Supporters of Republican presidential nominee former U.S. President Donald Trump react as Trump speaks from the Palm Beach County Convention Center, as they attend an election watch party at Maricopa County Republican Committee during the 2024 U.S. presidential election in Chandler, Arizona, U.S., November 6, 2024. REUTERS/Go Nakamura/File Photo
A new study reveals that President Donald Trump’s derogatory rhetoric is making prejudice fashionable again.
“Individuals naturally want to fit in,” reports PsyPost. “They tend to hide their prejudices when society disapproves of them.

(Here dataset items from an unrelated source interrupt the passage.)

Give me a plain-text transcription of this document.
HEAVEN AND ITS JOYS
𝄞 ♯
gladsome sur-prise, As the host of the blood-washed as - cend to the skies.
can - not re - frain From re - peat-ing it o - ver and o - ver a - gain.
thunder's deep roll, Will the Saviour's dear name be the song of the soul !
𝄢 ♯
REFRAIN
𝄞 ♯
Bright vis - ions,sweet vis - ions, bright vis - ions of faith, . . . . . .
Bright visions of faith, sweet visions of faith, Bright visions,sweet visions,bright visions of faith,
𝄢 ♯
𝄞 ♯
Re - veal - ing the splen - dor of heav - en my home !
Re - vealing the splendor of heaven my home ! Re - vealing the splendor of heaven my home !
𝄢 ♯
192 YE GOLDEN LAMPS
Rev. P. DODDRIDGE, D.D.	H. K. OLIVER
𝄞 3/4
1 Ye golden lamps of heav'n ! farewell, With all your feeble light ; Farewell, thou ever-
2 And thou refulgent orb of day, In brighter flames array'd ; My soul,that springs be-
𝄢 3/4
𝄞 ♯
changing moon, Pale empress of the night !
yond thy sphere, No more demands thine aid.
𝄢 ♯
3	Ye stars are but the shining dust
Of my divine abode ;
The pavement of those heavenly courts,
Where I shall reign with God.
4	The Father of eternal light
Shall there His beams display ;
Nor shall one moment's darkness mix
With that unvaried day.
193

However, when a prominent political figure openly uses derogatory language against specific groups, it sends a signal that these negative attitudes are now socially acceptable.”
Making people express their “previously hidden biases” was a talent Trump showed in his 2016 election, but his weird superpower expressed itself again in 2024, researchers noticed.
“After his initial campaign, voters across the political spectrum agreed that expressing prejudice against specifically targeted groups, such as immigrants and Muslims, had become much more acceptable,” PsyPost reports, so researchers needed to determine if Trump’s 2024 reelection triggered an identical reaction in a different political climate.
They recruited undergraduate students from a large midwestern state university and required them to evaluate a wide variety of social groups, including immigrants, Muslims, Asian Americans, disabled people, and many others, totaling 128 distinct groups. Sure enough, when Trump spoke harshly about marginalized communities during his campaign, such as immigrants, Haitians, and Asian Americans, participants became more likely to view prejudice against these same groups as socially acceptable after he won.
“If people have any attitudes at all about a group, they’re likely to be stable,” said Christian S. Crandall, a professor of psychology at the University of Kansas. “But Trump can create strong new prejudices, especially if people don’t have much of an opinion about the group in the first place. Attitudes are fairly difficult to change, but they’re much easier to create.”
PsyPost reports the negative political language also predicted a direct rise in the participants’ own internal biases. Following the 2024 election, individuals admitted to holding stronger personal prejudices against the exact groups that the campaign had heavily criticized, which also included Muslims and transgender people.
Crandall said the resulting prejudice was “spread out across the whole nation and population.”
“I think that various kinds of prejudice have become much more overt. Antisemitism (which the administration says it’s fighting, but that seems to be a cover to attack universities, and I’m saying that as a personal opinion, not on the data), and elimination of all DEI-relevant policies and grants seem to be backing off concern for civil rights.”
The participants were predominantly white college students from the midwestern United States, reports PsyPost, which leaves into question how thoroughly Trump’s talent as a prejudice accelerant jumps across race. The study also evaluated changes over a span of just a few weeks, making the long-term stability of these shifts difficult to interpret.